The speaker of “Lady Lazarus” is a thirty-year-old woman who has attempted suicide on three occasions, the third attempt having just taken place. Because these attempts have all failed and she has always “returned from the dead,” so to speak, the speaker is a female version of Lazarus, who was famously resurrected by Christ. The speaker never clarifies what it is that drives her to suicide, though the apparent anguish she experiences simply from being alive strongly suggests that she suffers from a mental illness. That said, the speaker’s experience of mental illness takes a backseat in this poem, which focuses instead on the men who deny her agency and obstruct her wishes. The main figure who stands in her way is the doctor who has most recently saved her life and forced her to remain in the world. She describes him as a Nazi both to assert the magnitude of his cruelty and to imply the greatness of her suffering. The doctor is part of a larger patriarchal system that restricts her freedom. Indeed, he’s part of the speaker’s Unholy Trinity, which consists of “Herr Doktor” (line 65), “Herr God” (line 79), and “Herr Lucifer” (line 79).
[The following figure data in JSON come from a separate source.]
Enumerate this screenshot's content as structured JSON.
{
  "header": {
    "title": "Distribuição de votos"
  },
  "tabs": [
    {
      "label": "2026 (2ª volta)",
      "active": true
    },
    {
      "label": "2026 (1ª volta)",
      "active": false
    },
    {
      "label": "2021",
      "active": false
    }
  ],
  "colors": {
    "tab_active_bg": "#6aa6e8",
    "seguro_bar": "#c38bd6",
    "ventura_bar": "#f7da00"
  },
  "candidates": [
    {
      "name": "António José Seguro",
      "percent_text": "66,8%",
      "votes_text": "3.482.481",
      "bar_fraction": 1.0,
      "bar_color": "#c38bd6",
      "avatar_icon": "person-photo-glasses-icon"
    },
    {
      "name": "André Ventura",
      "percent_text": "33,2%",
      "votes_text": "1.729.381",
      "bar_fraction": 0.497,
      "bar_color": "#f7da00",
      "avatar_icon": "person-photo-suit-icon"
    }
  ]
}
The patriarchal society to which the speaker belongs drives her not to suicide but to rage. This rage emerges most obviously in the speaker’s bitterly ironic tone, which rings out clearly in the opening lines (lines 1–3):

     I have done it again.
     One year in every ten
     I manage it—— 

These lines have a certain dark humor, as the speaker makes a grim joke about the regularity of her suicide attempts. The irony comes in the double meaning of the lines, “One year in every ten / I manage it.” Since these are the first lines in the poem, the reader doesn’t know yet what the speaker is referring to. But as soon as we learn that she’s speaking about suicide, the joke becomes clear. That is, she jokes that while she’s been successful in making attempts on her own life once every decade, the attempts themselves have not been successful. Although the origin of her irony isn’t clear in the opening lines, it gradually becomes clear that the bitterness of her irony derives from the men who have stripped her of her agency. Eventually, the speaker drops the irony and lays bare her righteous rage: “Out of the ash, / I rise with my red hair / And I eat men like air” (lines 82–84).